Short version: I’m seeking a solution to how to do 1:m matching of cases and controls without replacement, *given a file in long (“edge”) format of all possible matching pairs.* Code to create sample data occurs at the end of this post.

Longer version:
In corresponding off-list with Rima Saliba about this problem, I discovered, that the code I had posted here several years ago in response to a question about this problem is wrong.

While there have been a number of threads over the year about case control matching, (see e.g. here). I now have encountered and refined the problem in a way that seems different enough from previous work to be worth posting in a more generalized way. What follows is my refined version of the problem, to which I'm interested in solutions.

Via the use of -joinby- or perhaps -rangejoin- or -cross-, one can have a file that pairs up cases or treatment subjects with matching potential controls. In such situations, analysts may want to have 1:m matching *without replacement.* Complications include that:
1) The controls that match one case/treatment subject may match many others.
2) There are varying numbers of controls available for each case, in general more or perhaps less than m
3) If possible, one wants to avoid too “greedy” an algorithm, which can result in the extreme in one case getting assigned all m controls and some other similar case getting 0.

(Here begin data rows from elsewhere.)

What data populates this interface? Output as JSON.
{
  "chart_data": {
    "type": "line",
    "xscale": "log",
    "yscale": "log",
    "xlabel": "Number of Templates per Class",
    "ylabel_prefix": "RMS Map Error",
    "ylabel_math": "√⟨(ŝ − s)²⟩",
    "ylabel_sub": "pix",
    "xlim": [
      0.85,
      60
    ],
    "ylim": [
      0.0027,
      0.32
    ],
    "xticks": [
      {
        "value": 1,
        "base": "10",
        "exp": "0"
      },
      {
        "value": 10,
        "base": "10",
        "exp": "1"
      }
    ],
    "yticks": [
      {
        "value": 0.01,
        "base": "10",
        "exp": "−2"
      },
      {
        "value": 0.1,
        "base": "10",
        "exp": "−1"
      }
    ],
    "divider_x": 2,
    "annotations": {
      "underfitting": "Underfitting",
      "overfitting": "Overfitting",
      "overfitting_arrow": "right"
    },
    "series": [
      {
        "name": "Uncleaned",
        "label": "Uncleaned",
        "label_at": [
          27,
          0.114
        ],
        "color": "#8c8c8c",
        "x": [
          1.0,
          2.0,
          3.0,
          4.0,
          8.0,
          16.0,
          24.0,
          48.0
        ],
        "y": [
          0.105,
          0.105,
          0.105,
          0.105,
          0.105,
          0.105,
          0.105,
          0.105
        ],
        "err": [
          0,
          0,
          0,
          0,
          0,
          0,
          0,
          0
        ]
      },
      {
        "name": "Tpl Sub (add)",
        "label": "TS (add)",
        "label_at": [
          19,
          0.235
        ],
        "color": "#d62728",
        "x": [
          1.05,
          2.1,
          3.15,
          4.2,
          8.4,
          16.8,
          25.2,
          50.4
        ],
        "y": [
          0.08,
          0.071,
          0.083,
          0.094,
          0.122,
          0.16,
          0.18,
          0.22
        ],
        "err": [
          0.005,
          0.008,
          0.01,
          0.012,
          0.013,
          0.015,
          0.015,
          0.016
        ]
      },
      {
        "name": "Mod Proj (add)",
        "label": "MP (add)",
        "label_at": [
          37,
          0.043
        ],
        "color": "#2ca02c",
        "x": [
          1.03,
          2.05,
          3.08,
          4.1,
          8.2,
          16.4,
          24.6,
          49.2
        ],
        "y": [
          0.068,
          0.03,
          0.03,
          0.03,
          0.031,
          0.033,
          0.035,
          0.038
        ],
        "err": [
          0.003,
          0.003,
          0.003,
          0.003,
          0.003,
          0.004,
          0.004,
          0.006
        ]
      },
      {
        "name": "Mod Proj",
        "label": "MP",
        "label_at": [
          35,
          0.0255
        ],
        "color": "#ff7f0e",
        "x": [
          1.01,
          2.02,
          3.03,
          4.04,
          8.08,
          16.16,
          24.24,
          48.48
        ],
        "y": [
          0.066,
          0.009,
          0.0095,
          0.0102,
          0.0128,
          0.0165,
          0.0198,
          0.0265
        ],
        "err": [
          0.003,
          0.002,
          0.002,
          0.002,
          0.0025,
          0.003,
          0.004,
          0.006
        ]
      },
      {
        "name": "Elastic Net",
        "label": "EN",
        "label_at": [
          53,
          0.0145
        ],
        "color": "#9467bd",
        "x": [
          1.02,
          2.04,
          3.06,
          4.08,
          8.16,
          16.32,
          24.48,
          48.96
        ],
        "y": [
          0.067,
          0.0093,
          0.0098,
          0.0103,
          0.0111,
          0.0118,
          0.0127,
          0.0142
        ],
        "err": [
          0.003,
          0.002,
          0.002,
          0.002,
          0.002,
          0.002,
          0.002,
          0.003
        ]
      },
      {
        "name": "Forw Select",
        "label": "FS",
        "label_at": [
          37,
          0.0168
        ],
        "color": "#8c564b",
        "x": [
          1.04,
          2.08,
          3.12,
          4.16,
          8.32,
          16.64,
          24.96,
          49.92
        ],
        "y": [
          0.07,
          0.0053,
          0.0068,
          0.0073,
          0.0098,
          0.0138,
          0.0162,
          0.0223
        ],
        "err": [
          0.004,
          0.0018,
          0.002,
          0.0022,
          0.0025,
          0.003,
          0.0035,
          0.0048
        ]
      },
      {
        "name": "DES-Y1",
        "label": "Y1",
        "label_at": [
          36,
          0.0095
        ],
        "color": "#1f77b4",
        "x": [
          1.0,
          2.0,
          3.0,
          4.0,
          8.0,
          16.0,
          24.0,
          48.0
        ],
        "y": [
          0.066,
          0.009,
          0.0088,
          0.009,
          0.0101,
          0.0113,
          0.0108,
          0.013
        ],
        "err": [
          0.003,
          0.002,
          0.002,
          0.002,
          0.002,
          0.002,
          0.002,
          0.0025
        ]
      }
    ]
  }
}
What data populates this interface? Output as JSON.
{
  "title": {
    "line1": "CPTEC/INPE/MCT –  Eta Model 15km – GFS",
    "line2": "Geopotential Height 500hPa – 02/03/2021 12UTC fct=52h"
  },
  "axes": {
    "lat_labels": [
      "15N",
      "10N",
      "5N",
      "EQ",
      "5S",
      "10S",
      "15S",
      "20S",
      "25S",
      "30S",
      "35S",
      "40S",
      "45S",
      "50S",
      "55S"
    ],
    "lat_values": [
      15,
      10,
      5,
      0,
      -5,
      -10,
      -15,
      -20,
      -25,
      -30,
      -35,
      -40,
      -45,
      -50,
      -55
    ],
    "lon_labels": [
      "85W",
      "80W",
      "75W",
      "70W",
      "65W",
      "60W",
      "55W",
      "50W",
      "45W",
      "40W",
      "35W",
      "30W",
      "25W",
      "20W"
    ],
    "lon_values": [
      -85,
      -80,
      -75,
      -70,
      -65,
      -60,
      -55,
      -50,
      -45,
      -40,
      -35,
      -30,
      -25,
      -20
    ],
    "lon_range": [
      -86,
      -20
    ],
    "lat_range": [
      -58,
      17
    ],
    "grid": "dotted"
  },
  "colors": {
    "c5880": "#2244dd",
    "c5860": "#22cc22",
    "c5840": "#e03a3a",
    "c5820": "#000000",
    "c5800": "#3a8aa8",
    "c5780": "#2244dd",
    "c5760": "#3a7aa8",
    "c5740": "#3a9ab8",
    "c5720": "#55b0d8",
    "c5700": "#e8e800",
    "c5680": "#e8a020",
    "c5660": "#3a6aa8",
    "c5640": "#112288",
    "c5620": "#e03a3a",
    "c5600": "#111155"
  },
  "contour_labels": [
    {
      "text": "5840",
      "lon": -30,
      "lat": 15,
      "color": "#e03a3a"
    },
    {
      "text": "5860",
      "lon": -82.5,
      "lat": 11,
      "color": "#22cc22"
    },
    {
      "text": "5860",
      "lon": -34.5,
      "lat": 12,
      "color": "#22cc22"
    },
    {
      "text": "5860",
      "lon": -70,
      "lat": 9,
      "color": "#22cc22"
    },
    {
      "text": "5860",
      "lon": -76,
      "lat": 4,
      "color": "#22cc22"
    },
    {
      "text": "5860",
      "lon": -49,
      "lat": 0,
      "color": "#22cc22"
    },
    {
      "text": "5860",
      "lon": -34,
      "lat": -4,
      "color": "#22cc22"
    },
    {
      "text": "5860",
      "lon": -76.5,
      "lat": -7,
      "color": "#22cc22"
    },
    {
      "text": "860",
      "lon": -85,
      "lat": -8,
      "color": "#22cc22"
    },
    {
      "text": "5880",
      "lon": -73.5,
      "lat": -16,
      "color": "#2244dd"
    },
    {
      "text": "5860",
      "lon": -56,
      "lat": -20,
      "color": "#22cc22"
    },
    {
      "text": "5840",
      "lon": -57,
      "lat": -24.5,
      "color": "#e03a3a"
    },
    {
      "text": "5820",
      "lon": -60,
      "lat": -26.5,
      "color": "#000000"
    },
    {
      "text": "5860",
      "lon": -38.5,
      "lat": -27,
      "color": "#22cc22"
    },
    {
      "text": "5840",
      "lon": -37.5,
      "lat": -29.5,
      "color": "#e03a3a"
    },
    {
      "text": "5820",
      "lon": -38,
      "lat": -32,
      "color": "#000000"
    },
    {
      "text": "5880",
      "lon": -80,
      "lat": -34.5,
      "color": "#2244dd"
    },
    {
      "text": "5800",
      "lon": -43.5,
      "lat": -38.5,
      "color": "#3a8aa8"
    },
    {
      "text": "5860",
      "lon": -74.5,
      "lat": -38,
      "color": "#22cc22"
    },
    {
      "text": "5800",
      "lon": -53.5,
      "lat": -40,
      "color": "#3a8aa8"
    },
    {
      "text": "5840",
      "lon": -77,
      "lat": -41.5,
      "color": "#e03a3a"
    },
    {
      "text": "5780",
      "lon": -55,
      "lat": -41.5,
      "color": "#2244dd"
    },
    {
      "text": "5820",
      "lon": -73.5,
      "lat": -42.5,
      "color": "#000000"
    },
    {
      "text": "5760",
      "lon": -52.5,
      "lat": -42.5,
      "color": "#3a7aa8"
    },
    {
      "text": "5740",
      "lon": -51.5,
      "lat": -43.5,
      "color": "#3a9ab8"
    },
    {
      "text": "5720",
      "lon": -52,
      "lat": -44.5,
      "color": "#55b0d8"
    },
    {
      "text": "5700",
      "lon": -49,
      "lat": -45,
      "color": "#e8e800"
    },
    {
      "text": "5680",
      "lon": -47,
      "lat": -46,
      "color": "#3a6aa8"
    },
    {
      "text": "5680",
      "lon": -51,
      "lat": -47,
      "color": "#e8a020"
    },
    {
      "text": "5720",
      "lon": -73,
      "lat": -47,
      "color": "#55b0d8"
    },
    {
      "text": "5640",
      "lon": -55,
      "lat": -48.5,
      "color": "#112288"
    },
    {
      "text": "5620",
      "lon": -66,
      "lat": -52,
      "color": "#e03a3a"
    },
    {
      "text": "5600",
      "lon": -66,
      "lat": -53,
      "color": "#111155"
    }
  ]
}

I have the idea that some solution involving -merge- should be possible, per some earlier threads, but I have not successfully figured how to do that. I also have the thought that one of the many built-in or community-contributed matching commands might be used, but I have not worked that out either. I *have* discovered, that some of the “greediness” problem can be avoided by having an algorithm that picks only *1* control without replacement for every case, and then applying this iteratively, so a solution that only picks one control per case would solve the problem.

In that context, here is a code snippet to create what I’d consider a representative kind of data set with which to work:

Code:
// Create an “edge” file of matched pairs.
set seed 82743
local ncases = 100
local maxmatch = 100
local maxcontrolid = 2000
clear
set obs `ncases'
gen int caseid = _n
gen navail = ceil(runiform() * `maxmatch')
label var navail "# controls matched to this case"
expand navail
gen int controlid = ceil(runiform() * `maxcontrolid')
summ navail
order caseid controlid

I realize that “without replacement“ is not necessarily analytically preferable, but that’s another issue.